E aquela semana foi obscura e triste para este ramo. No sábado seguinte da Kiss tínhamos o show do Koala Joe no General e confesso que empurramos o negócio. Sem clima nenhum.
Santa Maria..
O documentário do Marcelo Canelas na Globoplay trata de várias questões diferentes da série da Netflix que é uma série ficcional com uma livre inspiração. Claro que não muda o cerne da questão mas o documentário trata de questões mais abrangentes e tem o julgamento dos 04 réus como pano de fundo.
Muito embora o texto não vem aqui acusar, apontar dedo mas é básico e fácil de detectar o que realmente aconteceu. O fogo na espuma ilegal, lotação acima do permitido, a falta de sinalização de placas e luz de emergência, falta de saída de emergência, preocupação rápida e que acabou sendo mortal em não liberar os clientes sem o pagamento da comanda. E claro, o descaso dos agentes públicos na autorização de funcionamento de uma casa noturna vistosa, mas com erros crassos e mortais.
Tudo é uma mistura de descaso, ganância e um quê de amadorismo.
Uma das mães que mais participavam da luta nesses 10 anos falou uma frase tão simplista, real e sem dificuldade de interpretação de texto “Se todos tivessem feito a coisa certa, nada disso teria acontecido”. É simples e é isso.
Se os agentes públicos fizessem a exigência necessária ou não fizessem vista grossa, o dono da balada, mesmo o picareta, não teria outra alternativa senão fazer o que tem que ser feito.
Buenos Aires..
No documentário, parte grande de um episódio é dedicada a tragédia muito semelhante que ocorreu em Buenos Aires na Boate Cromanon.
Em situações muito parecidas, quase um manual do que aconteceu na Boite Kiss, em 2.004 na capital portenha morreram 194 jovens vitimas de incêndio em boite decorrente de fogos de artificio disparado pela banda também.
As lutas dos pais são iguais aos de Santa Maria. Fundação de associação, memoriais, vigílias e protestos.
Só que lá na Argentina, não só os integrantes da banda foram condenados como os agentes públicos fiscalizadores, o Corpo de Bombeiros e o prefeito de Buenos Aires em exercício da época foi afastado do cargo. Para quem assistiu a série ou acompanha, é sabido que apenas 4 réus (dois da banda e os dois sócios da casa) foram denunciados e nenhum órgão público virou réu no processo.
Memória…
O documentário mexe muito com emocional. Um morador de Santa Maria dizendo que estava indo para o terceiro enterro de amigo. “Fui agora as 7 da manhã. As 11h tenho outro. A 12h mais Um”.. Todos amigos da faculdade.
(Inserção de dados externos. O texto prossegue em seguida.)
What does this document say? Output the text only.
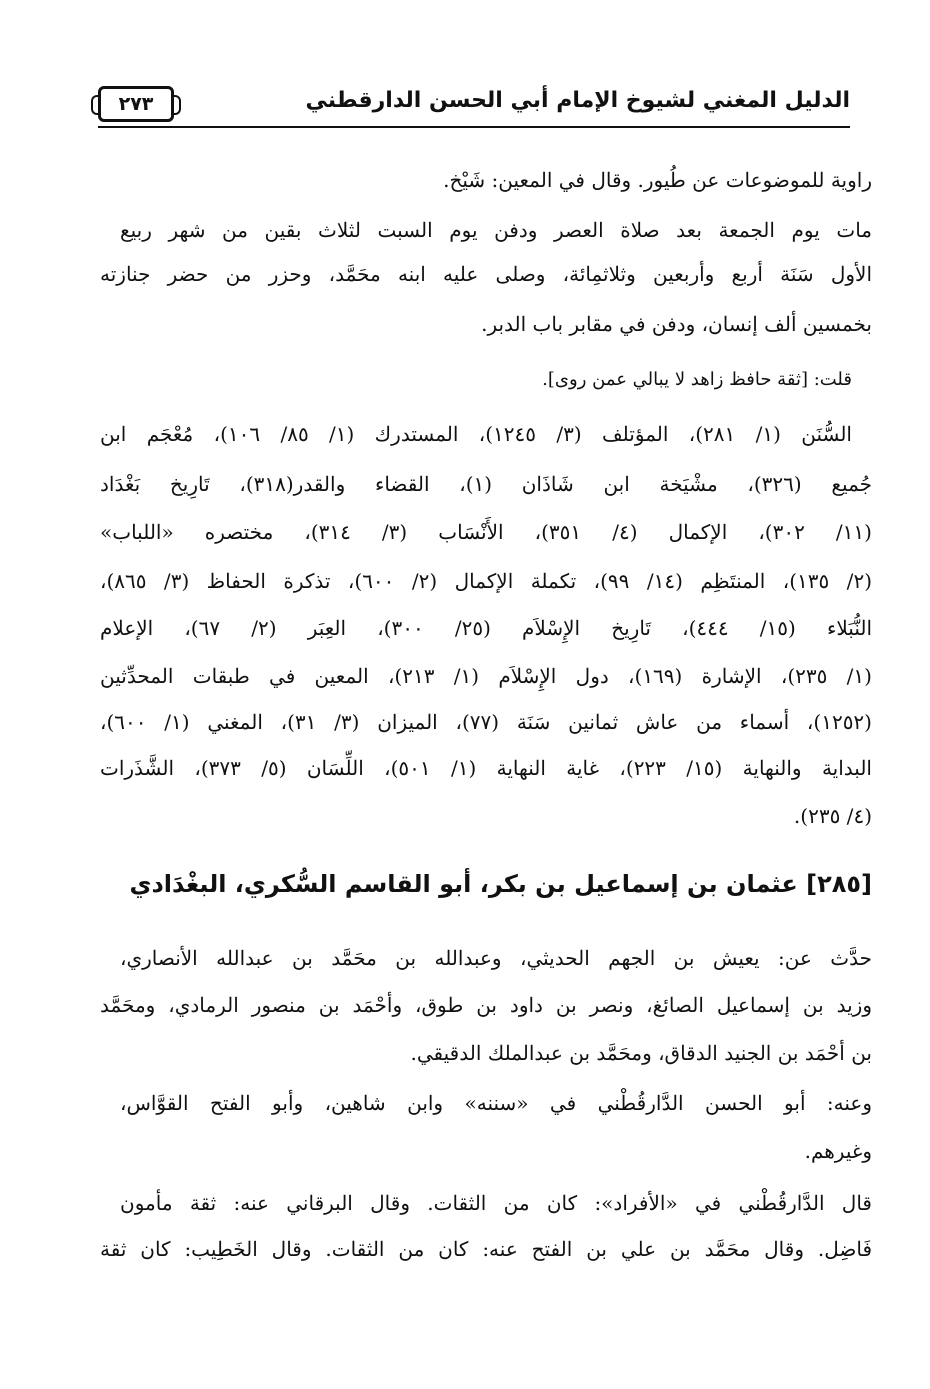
الدليل المغني لشيوخ الإمام أبي الحسن الدارقطني
٢٧٣
راوية للموضوعات عن طُيور. وقال في المعين: شَيْخ.
مات يوم الجمعة بعد صلاة العصر ودفن يوم السبت لثلاث بقين من شهر ربيع
الأول سَنَة أربع وأربعين وثلاثمِائة، وصلى عليه ابنه محَمَّد، وحزر من حضر جنازته
بخمسين ألف إنسان، ودفن في مقابر باب الدبر.
قلت: [ثقة حافظ زاهد لا يبالي عمن روى].
السُّنَن (١/ ٢٨١)، المؤتلف (٣/ ١٢٤٥)، المستدرك (١/ ٨٥/ ١٠٦)، مُعْجَم ابن
جُميع (٣٢٦)، مشْيَخة ابن شَاذَان (١)، القضاء والقدر(٣١٨)، تَارِيخ بَغْدَاد
(١١/ ٣٠٢)، الإكمال (٤/ ٣٥١)، الأَنْسَاب (٣/ ٣١٤)، مختصره «اللباب»
(٢/ ١٣٥)، المنتَظِم (١٤/ ٩٩)، تكملة الإكمال (٢/ ٦٠٠)، تذكرة الحفاظ (٣/ ٨٦٥)،
النُّبَلاء (١٥/ ٤٤٤)، تَارِيخ الإِسْلاَم (٢٥/ ٣٠٠)، العِبَر (٢/ ٦٧)، الإعلام
(١/ ٢٣٥)، الإشارة (١٦٩)، دول الإِسْلاَم (١/ ٢١٣)، المعين في طبقات المحدِّثين
(١٢٥٢)، أسماء من عاش ثمانين سَنَة (٧٧)، الميزان (٣/ ٣١)، المغني (١/ ٦٠٠)،
البداية والنهاية (١٥/ ٢٢٣)، غاية النهاية (١/ ٥٠١)، اللِّسَان (٥/ ٣٧٣)، الشَّذَرات
(٤/ ٢٣٥).
[٢٨٥] عثمان بن إسماعيل بن بكر، أبو القاسم السُّكري، البغْدَادي
حدَّث عن: يعيش بن الجهم الحديثي، وعبدالله بن محَمَّد بن عبدالله الأنصاري،
وزيد بن إسماعيل الصائغ، ونصر بن داود بن طوق، وأحْمَد بن منصور الرمادي، ومحَمَّد
بن أحْمَد بن الجنيد الدقاق، ومحَمَّد بن عبدالملك الدقيقي.
وعنه: أبو الحسن الدَّارقُطْني في «سننه» وابن شاهين، وأبو الفتح القوَّاس،
وغيرهم.
قال الدَّارقُطْني في «الأفراد»: كان من الثقات. وقال البرقاني عنه: ثقة مأمون
فَاضِل. وقال محَمَّد بن علي بن الفتح عنه: كان من الثقات. وقال الخَطِيب: كان ثقة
Santa Maria é uma cidade que respira universitários desde 1.960 quando da inauguração da Universidade Federal. E atraia estudantes de vários lugares do Rio Grande do Sul, até de outros estados. Uma cidade chamada Manoel Viana de 8 mil habitantes, que fica em torno de uma hora de Santa Maria, perdeu 7 jovens. Imagina uma cidade como Bocaina perder 7 pessoas de uma só vez..
Depoimento que mexem muito são dos sobreviventes. Um deles, Deovani em audiência, dizendo que na hora que começou a correria dentro da boite, ele começou a se despedir, a rezar, pedir perdão pelo que estava acontecendo é de chocar. Impactante. Precisa assistir ou procurar na internet pra ver.
Algumas nuances como depoimentos de médicos, bombeiros, policiais. legistas, enfermeiros que participaram de todo o processo da tragédia mostrando uma visão muita humana do que eles passaram.
Um legista caminhando no ginásio onde ficavam os corpos disse emocionado: “Tinha um celular de uma vítima com 120 mensagens do contato “Mãe””.
Os relatos deles me lembraram demais a pandemia aqui em Jaú. A carga pesada de não sabermos o que esses profissionais sofrem sozinho com tanta perda e tragédia que passa pela vista deles.
Mas o que angustiante, triste, perseverante e motivador é a luta dos pais, mães e sobreviventes com a missão árdua de manter viva a memória dos filhos e amigos a qualquer custo e maneira.
Não querem indenização, dinheiro. Só justiça e que a morte dos seus filhos sirvam de algum propósito. E já são dez anos de impunidade.
E eles estão lá firmes! E deixaram bem claro nas duas séries que não vão esmurecer até resolver.
Memória não morrerá!
“Morte, vela, sentinela sou
Do corpo desse meu irmão que já se vai
Revejo nessa hora tudo que ocorreu
Memória não morrerá” (Sentinela – Milton Nascimento – trilha que está na série da Netflix)
Um spoiler básico do documentário, mas que está no google. Em 2.017 o local da Boite Kiss foi desapropriado e entregue para a Associação dos Pais das Vítimas.
No local será construído um Memorial das Vítimas. Foi realizado um concurso com mais de 130 projetos enviados de vários lugares e o projeto já foi escolhido. A proposta escolhida é do arquiteto paulista Felipe Zene Motta.
Segundo o texto explicativo do memorial, “por meio da apropriação coletiva do espaço, propõe-se transformar a perspectiva existente ligada ao trauma em um espaço de educação, troca e livre interação”.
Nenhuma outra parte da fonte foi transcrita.